Does this news change the charming Shy Kids video to Sora’s? Milkshake Duck? Not necessary.

If you look at some of the unretouched videos and images in the Behind the Scenes video they are still remarkable and while post-production was necessary, Shy Kids never shot a single piece of actual film to produce the initial images and video .

Even as AI innovation advances and we see huge generational leaps every three months, AI at virtually every level is far from perfect. ChatGPT’s answers are usually accurate, but can still lack context and misrepresent basic facts. With text-to-images, the results are even more varied because, unlike AI-generated text responses – which can use fact-based sources and usually predict the correct next word – generative image processing bases their output on a representation of that idea or concept . . This is especially true for diffusion models that use training information to figure out what something should look like, meaning the output can vary wildly from image to image.

“It’s not as simple as a magic trick: type something in and you get exactly what you hope for,” says Shy Kids Producer Syndey Leeder in the Behind the Scenes video.

These models can have a general idea of what a balloon or person looks like. If you ask such a system to imagine a man on a bicycle six times, you will get six different results. They may all look good, but it’s unlikely that the man or the bike will be the same in every image. Video generation likely exacerbates the problem, where the chance of maintaining scene and image consistency across thousands of frames and from clip to clip is extremely low.

With that in mind, Shy Kids’ achievement is even more remarkable. Air heads manages to retain both the otherworldliness of an AI video and its cinematic essence.

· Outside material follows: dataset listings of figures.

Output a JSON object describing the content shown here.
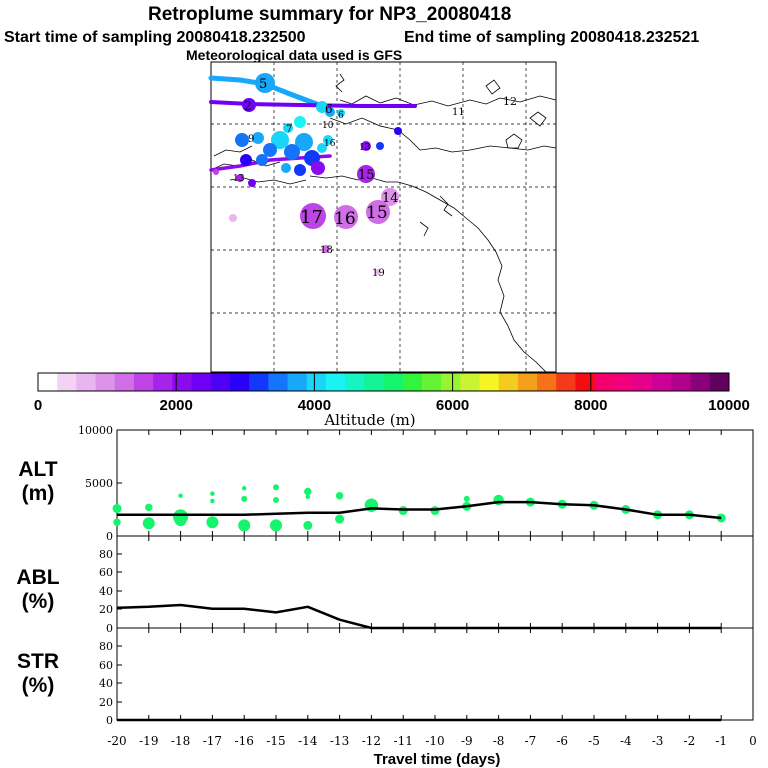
{
  "header": {
    "title": "Retroplume summary for NP3_20080418",
    "start_time": "Start time of sampling 20080418.232500",
    "end_time": "End time of sampling 20080418.232521",
    "met_data": "Meteorological data used is GFS"
  },
  "colorbar": {
    "ticks": [
      "0",
      "2000",
      "4000",
      "6000",
      "8000",
      "10000"
    ],
    "label": "Altitude (m)",
    "min": 0,
    "max": 10000,
    "colors": [
      "#ffffff",
      "#f4d2f6",
      "#eab4f0",
      "#de93ea",
      "#d06ee6",
      "#bd45e6",
      "#a823ea",
      "#8b0bee",
      "#7000f4",
      "#4e00f6",
      "#2a00f8",
      "#1438fa",
      "#1474fa",
      "#18a8fa",
      "#1ad4fa",
      "#18f4f4",
      "#16f4c6",
      "#14f494",
      "#14f46c",
      "#30f43e",
      "#64f434",
      "#98f432",
      "#c8f432",
      "#f4f426",
      "#f4cc20",
      "#f4a01a",
      "#f47218",
      "#f43a18",
      "#f40c10",
      "#f4006c",
      "#f0007c",
      "#e4008c",
      "#cc0096",
      "#b0008c",
      "#8a007a",
      "#620060"
    ]
  },
  "map_labels": [
    "12",
    "11",
    "10",
    "16",
    "13",
    "15",
    "14",
    "17",
    "16",
    "15",
    "18",
    "19",
    "13",
    "9",
    "7",
    "6",
    "5",
    "2",
    "6"
  ],
  "chart_data": [
    {
      "type": "line",
      "panel": "ALT",
      "ylabel_line1": "ALT",
      "ylabel_line2": "(m)",
      "ylim": [
        0,
        10000
      ],
      "yticks": [
        "10000",
        "5000",
        "0"
      ],
      "xlim": [
        -20,
        0
      ],
      "x": [
        -20,
        -19,
        -18,
        -17,
        -16,
        -15,
        -14,
        -13,
        -12,
        -11,
        -10,
        -9,
        -8,
        -7,
        -6,
        -5,
        -4,
        -3,
        -2,
        -1
      ],
      "series": [
        {
          "name": "mean altitude",
          "values": [
            2000,
            2000,
            2000,
            2000,
            2000,
            2100,
            2200,
            2200,
            2600,
            2500,
            2500,
            2800,
            3200,
            3200,
            3000,
            2900,
            2500,
            2000,
            2000,
            1700
          ]
        }
      ],
      "plume_points": [
        {
          "x": -20,
          "y": 2600,
          "s": 3
        },
        {
          "x": -20,
          "y": 1300,
          "s": 2.5
        },
        {
          "x": -19,
          "y": 2700,
          "s": 2.5
        },
        {
          "x": -19,
          "y": 1200,
          "s": 4
        },
        {
          "x": -18,
          "y": 3800,
          "s": 1.5
        },
        {
          "x": -18,
          "y": 1800,
          "s": 5
        },
        {
          "x": -18,
          "y": 1500,
          "s": 4
        },
        {
          "x": -17,
          "y": 4000,
          "s": 1.5
        },
        {
          "x": -17,
          "y": 3300,
          "s": 1.5
        },
        {
          "x": -17,
          "y": 1300,
          "s": 4
        },
        {
          "x": -16,
          "y": 4500,
          "s": 1.5
        },
        {
          "x": -16,
          "y": 3500,
          "s": 2
        },
        {
          "x": -16,
          "y": 1000,
          "s": 4
        },
        {
          "x": -15,
          "y": 4600,
          "s": 2
        },
        {
          "x": -15,
          "y": 3400,
          "s": 2
        },
        {
          "x": -15,
          "y": 1000,
          "s": 4
        },
        {
          "x": -14,
          "y": 4200,
          "s": 2.5
        },
        {
          "x": -14,
          "y": 3700,
          "s": 1.5
        },
        {
          "x": -14,
          "y": 1000,
          "s": 3
        },
        {
          "x": -13,
          "y": 3800,
          "s": 2.5
        },
        {
          "x": -13,
          "y": 1600,
          "s": 3
        },
        {
          "x": -12,
          "y": 2900,
          "s": 4.5
        },
        {
          "x": -11,
          "y": 2400,
          "s": 3
        },
        {
          "x": -10,
          "y": 2400,
          "s": 3
        },
        {
          "x": -9,
          "y": 2800,
          "s": 3
        },
        {
          "x": -9,
          "y": 3500,
          "s": 2
        },
        {
          "x": -8,
          "y": 3400,
          "s": 3.5
        },
        {
          "x": -7,
          "y": 3200,
          "s": 3
        },
        {
          "x": -6,
          "y": 3000,
          "s": 3
        },
        {
          "x": -5,
          "y": 2900,
          "s": 3
        },
        {
          "x": -4,
          "y": 2500,
          "s": 3
        },
        {
          "x": -3,
          "y": 2000,
          "s": 3
        },
        {
          "x": -2,
          "y": 2000,
          "s": 3
        },
        {
          "x": -1,
          "y": 1700,
          "s": 3
        }
      ]
    },
    {
      "type": "line",
      "panel": "ABL",
      "ylabel_line1": "ABL",
      "ylabel_line2": "(%)",
      "ylim": [
        0,
        100
      ],
      "yticks": [
        "80",
        "60",
        "40",
        "20",
        "0"
      ],
      "xlim": [
        -20,
        0
      ],
      "x": [
        -20,
        -19,
        -18,
        -17,
        -16,
        -15,
        -14,
        -13,
        -12,
        -11,
        -10,
        -9,
        -8,
        -7,
        -6,
        -5,
        -4,
        -3,
        -2,
        -1
      ],
      "series": [
        {
          "name": "ABL fraction",
          "values": [
            22,
            23,
            25,
            21,
            21,
            17,
            23,
            9,
            0,
            0,
            0,
            0,
            0,
            0,
            0,
            0,
            0,
            0,
            0,
            0
          ]
        }
      ]
    },
    {
      "type": "line",
      "panel": "STR",
      "ylabel_line1": "STR",
      "ylabel_line2": "(%)",
      "ylim": [
        0,
        100
      ],
      "yticks": [
        "80",
        "60",
        "40",
        "20",
        "0"
      ],
      "xlim": [
        -20,
        0
      ],
      "x": [
        -20,
        -19,
        -18,
        -17,
        -16,
        -15,
        -14,
        -13,
        -12,
        -11,
        -10,
        -9,
        -8,
        -7,
        -6,
        -5,
        -4,
        -3,
        -2,
        -1
      ],
      "series": [
        {
          "name": "stratospheric fraction",
          "values": [
            0,
            0,
            0,
            0,
            0,
            0,
            0,
            0,
            0,
            0,
            0,
            0,
            0,
            0,
            0,
            0,
            0,
            0,
            0,
            0
          ]
        }
      ],
      "xticks": [
        "-20",
        "-19",
        "-18",
        "-17",
        "-16",
        "-15",
        "-14",
        "-13",
        "-12",
        "-11",
        "-10",
        "-9",
        "-8",
        "-7",
        "-6",
        "-5",
        "-4",
        "-3",
        "-2",
        "-1",
        "0"
      ],
      "xlabel": "Travel time (days)"
    }
  ]
}
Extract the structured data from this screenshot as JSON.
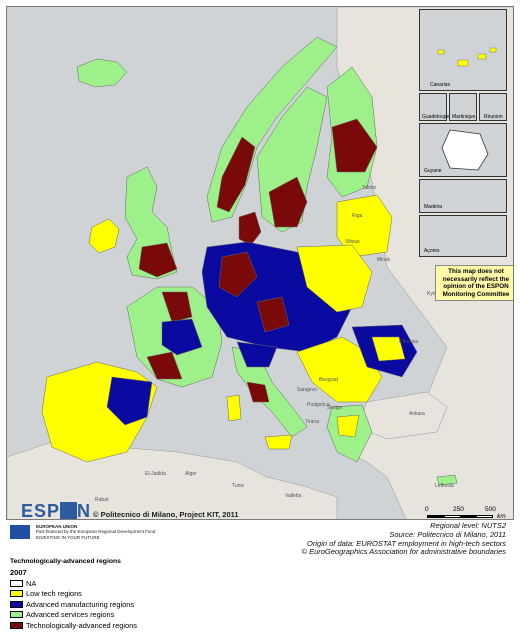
{
  "colors": {
    "sea": "#cfd3d6",
    "non_espon_land": "#e6e4dc",
    "na": "#ffffff",
    "low_tech": "#ffff00",
    "adv_manufacturing": "#0a0aa0",
    "adv_services": "#9ef08a",
    "tech_advanced": "#7a0a0a",
    "border": "#666666"
  },
  "insets": {
    "canarias": "Canarias",
    "guadeloupe": "Guadeloupe",
    "martinique": "Martinique",
    "reunion": "Réunion",
    "guyane": "Guyane",
    "madeira": "Madeira",
    "acores": "Açores"
  },
  "disclaimer": "This map does not necessarily reflect the opinion of the ESPON Monitoring Committee",
  "cities": [
    {
      "id": "kyiv",
      "name": "Kyiv"
    },
    {
      "id": "minsk",
      "name": "Minsk"
    },
    {
      "id": "vilnius",
      "name": "Vilnius"
    },
    {
      "id": "riga",
      "name": "Riga"
    },
    {
      "id": "tallinn",
      "name": "Tallinn"
    },
    {
      "id": "chisinau",
      "name": "Chisinau"
    },
    {
      "id": "beograd",
      "name": "Beograd"
    },
    {
      "id": "skopje",
      "name": "Skopje"
    },
    {
      "id": "tirana",
      "name": "Tirana"
    },
    {
      "id": "sarajevo",
      "name": "Sarajevo"
    },
    {
      "id": "podgorica",
      "name": "Podgorica"
    },
    {
      "id": "ankara",
      "name": "Ankara"
    },
    {
      "id": "lefkosia",
      "name": "Lefkosia"
    },
    {
      "id": "valletta",
      "name": "Valletta"
    },
    {
      "id": "el_jadida",
      "name": "El-Jadida"
    },
    {
      "id": "rabat",
      "name": "Rabat"
    },
    {
      "id": "alger",
      "name": "Alger"
    },
    {
      "id": "tunis",
      "name": "Tunis"
    }
  ],
  "branding": {
    "logo_text_pre": "ESP",
    "logo_text_post": "N",
    "copyright": "© Politecnico di Milano, Project KIT, 2011"
  },
  "scale": {
    "labels": [
      "0",
      "250",
      "500"
    ],
    "unit": "km"
  },
  "eu": {
    "line1": "EUROPEAN UNION",
    "line2": "Part-financed by the European Regional Development Fund",
    "line3": "INVESTING IN YOUR FUTURE"
  },
  "source": {
    "line1": "Regional level: NUTS2",
    "line2": "Source: Politecnico di Milano, 2011",
    "line3": "Origin of data: EUROSTAT employment in high-tech sectors",
    "line4": "© EuroGeographics Association for administrative boundaries"
  },
  "legend": {
    "title": "Technologically-advanced regions",
    "year": "2007",
    "items": [
      {
        "label": "NA",
        "color": "#ffffff"
      },
      {
        "label": "Low tech regions",
        "color": "#ffff00"
      },
      {
        "label": "Advanced manufacturing regions",
        "color": "#0a0aa0"
      },
      {
        "label": "Advanced services regions",
        "color": "#9ef08a"
      },
      {
        "label": "Technologically-advanced regions",
        "color": "#7a0a0a"
      }
    ]
  }
}
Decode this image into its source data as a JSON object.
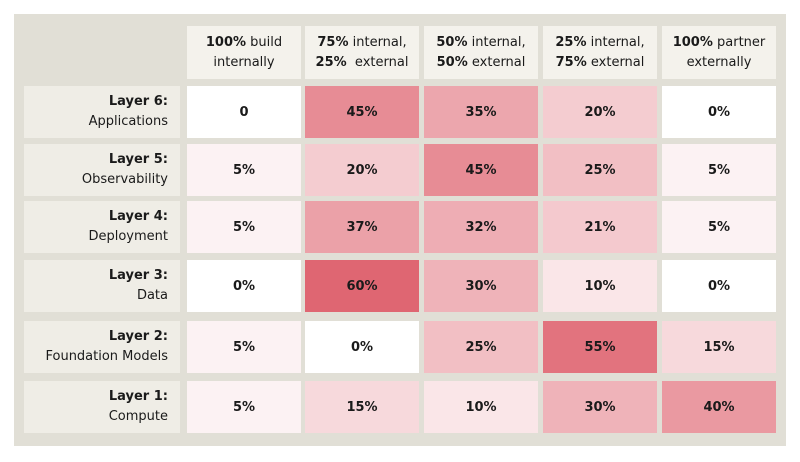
{
  "chart_data": {
    "type": "heatmap",
    "columns": [
      {
        "bold": "100%",
        "rest1": " build",
        "line2": "internally"
      },
      {
        "bold": "75%",
        "rest1": " internal,",
        "line2bold": "25%",
        "line2": "  external"
      },
      {
        "bold": "50%",
        "rest1": " internal,",
        "line2bold": "50%",
        "line2": " external"
      },
      {
        "bold": "25%",
        "rest1": " internal,",
        "line2bold": "75%",
        "line2": " external"
      },
      {
        "bold": "100%",
        "rest1": " partner",
        "line2": "externally"
      }
    ],
    "rows": [
      {
        "label": "Layer 6:",
        "sublabel": "Applications",
        "values": [
          "0",
          "45%",
          "35%",
          "20%",
          "0%"
        ]
      },
      {
        "label": "Layer 5:",
        "sublabel": "Observability",
        "values": [
          "5%",
          "20%",
          "45%",
          "25%",
          "5%"
        ]
      },
      {
        "label": "Layer 4:",
        "sublabel": "Deployment",
        "values": [
          "5%",
          "37%",
          "32%",
          "21%",
          "5%"
        ]
      },
      {
        "label": "Layer 3:",
        "sublabel": "Data",
        "values": [
          "0%",
          "60%",
          "30%",
          "10%",
          "0%"
        ]
      },
      {
        "label": "Layer 2:",
        "sublabel": "Foundation Models",
        "values": [
          "5%",
          "0%",
          "25%",
          "55%",
          "15%"
        ]
      },
      {
        "label": "Layer 1:",
        "sublabel": "Compute",
        "values": [
          "5%",
          "15%",
          "10%",
          "30%",
          "40%"
        ]
      }
    ],
    "color_scale": {
      "low": "#ffffff",
      "high": "#df6672",
      "max_value": 60
    }
  },
  "colors": {
    "frame": "#e1dfd6",
    "header_bg": "#f4f2ec",
    "row_header_bg": "#efede6"
  }
}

This is how AI should work

Automation does not mean completely eliminating human intervention. This is as true of videos as it is of the factory floor, where the introduction of robots has not led to human-free production. I vividly remember Elon Musk’s efforts to automate as much of the production of the Tesla Model 3 as possible. It was a near disaster and production went smoother when he added the humanity back.

A creative process such as filmmaking or production will always require a human touch. Shy Kids needed an idea before they could start giving it to Sora. And when Sora didn’t understand their intentions, they had to adjust the output by hand. Like most creative endeavors, it became a partnership, one where the talented Sora AI provided a great shortcut, but still didn’t see the project through to completion.

Instead of bursting Air head‘s bubble, these revelations remind us that the marriage between traditional media and AI still requires the guiding hand of a human and is unlikely to change – at least for now.